During the pandemic, Bill relocated to LA to help spearhead the re-opening of Schaffer, introducing the brand to the luxury social market, collaborating with event planners Mindy Weiss & Studio Sully and producing standout events like the CalArts Gala and Cadillac Celestiq launch. He then joined forces with Stephane at Très LA, where they co-led the re-imagining of the brand into an experiential firm, securing high-profile events for AirBnB, Gucci, Rolls Royce, TikTok and winning the prestigious Lamborghini villa at Monterey Car Week, servicing thousands.
Bill’s extensive network and strategic vision make him a sought-after collaborator for event firms globally. He is regularly called upon by the Vogue celebrated Easton Events, Sacks Productions and Shannon Leahy Events to support them in delivering high-touch experiences for elite clientele for fêtes from Anguilla to Saint Tropez.

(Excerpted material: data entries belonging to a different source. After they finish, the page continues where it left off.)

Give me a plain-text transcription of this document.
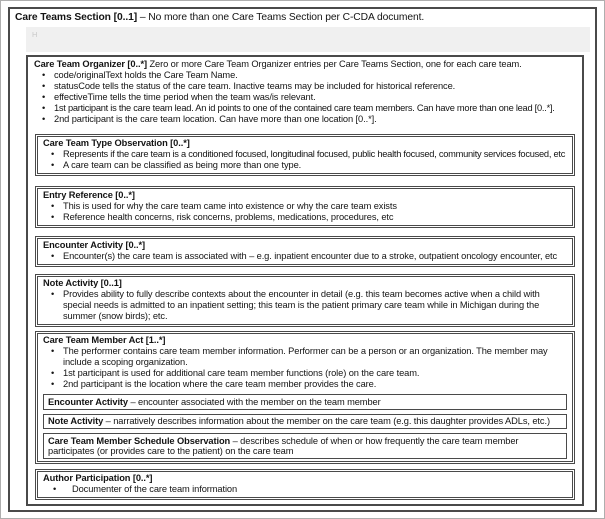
Care Teams Section [0..1] – No more than one Care Teams Section per C-CDA document.
H
Care Team Organizer [0..*] Zero or more Care Team Organizer entries per Care Teams Section, one for each care team.
• code/originalText holds the Care Team Name.
• statusCode tells the status of the care team. Inactive teams may be included for historical reference.
• effectiveTime tells the time period when the team was/is relevant.
• 1st participant is the care team lead. An id points to one of the contained care team members. Can have more than one lead [0..*].
• 2nd participant is the care team location. Can have more than one location [0..*].
Care Team Type Observation [0..*]
• Represents if the care team is a conditioned focused, longitudinal focused, public health focused, community services focused, etc
• A care team can be classified as being more than one type.
Entry Reference [0..*]
• This is used for why the care team came into existence or why the care team exists
• Reference health concerns, risk concerns, problems, medications, procedures, etc
Encounter Activity [0..*]
• Encounter(s) the care team is associated with – e.g. inpatient encounter due to a stroke, outpatient oncology encounter, etc
Note Activity [0..1]
• Provides ability to fully describe contexts about the encounter in detail (e.g. this team becomes active when a child with special needs is admitted to an inpatient setting; this team is the patient primary care team while in Michigan during the summer (snow birds); etc.
Care Team Member Act [1..*]
• The performer contains care team member information. Performer can be a person or an organization. The member may include a scoping organization.
• 1st participant is used for additional care team member functions (role) on the care team.
• 2nd participant is the location where the care team member provides the care.
Encounter Activity – encounter associated with the member on the team member
Note Activity – narratively describes information about the member on the care team (e.g. this daughter provides ADLs, etc.)
Care Team Member Schedule Observation – describes schedule of when or how frequently the care team member participates (or provides care to the patient) on the care team
Author Participation [0..*]
• Documenter of the care team information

His passion for delivering elevated experiences is surpassed only by his curiosity and
genuine love of people.
He is thrilled to join Stephane and Eric in creating this brand and redefining what is possible within bespoke hospitality experience.
Stephane just celebrated his 35 years in the Hospitality Business.
He co-founded the critically acclaimed restaurants Terrine, Faith & Flower, Hanjip, Viviane, Picca, Mo-Chica, Paiche and Blue Tavern restaurants in Los Angeles and Santa Barbara, just to name a few. Stephane also won the Eater Empire Builder award for his great creations all around the city.
In July 2010, Stephane and his former partner launched the notorious Test Kitchen and went on to opening Picca, a modern Peruvian cantina with Chef Ricardo Zarate— mere months before his former chef/partner was named Food & Wine Magazine’s Best New Chef of the Year. Since Picca’s opening, it has earned unparalleled acclaim from Los Angeles Times, Wall Street Journal, Bon Appetit Magazine, 6th Best New Restaurants in America by GQ Magazine’s iconic food critic Alan Richman, 10th best New Restaurants in the World by Conde Nast Traveler and more. In 2012, Stephane relocated Mo-chica, becoming an instant success with Patrick Kuh from Los Angeles Magazine naming it the 4th Best New Restaurant in Los Angeles that year. In 2013, he opened Paiche and was recognized as one of the Best New Restaurants in America by Esquire Magazine.
In March 2014, he created BHG and opened Faith & Flower. In October of that year, Faith & Flower became Esquire Magazine’s Best New Restaurants in America. Which made Stephane the only restaurateur in America to have received this prestigious award twice. In 2015, BHG created the well loved Terrine with Chef Kris Morningstar. Over the following years, he created Hanjip with Chef Chris Oh, The Ponte with award winning Chef Scott Conant, Ms Chi with Top Chef Shirley Chung.
When the pandemic hit, and after 30 years operating its own restaurants and bars, Stephane has decided to fully focus on his consulting business until It was time again to launch his newest venture: LA'telier.
We artfully merge the best aspects of refined cuisine, service excellence and intentional design to provide our clients with an unparalleled hospitality that seamlessly integrates with and enhances the event experience overall.
Our personal approach ensures that every event we produce is not merely delivering a delicious meal and a drink, but an immersion into the overall event story; creating a “oneness” within the event experience while setting a new standard in event hospitality.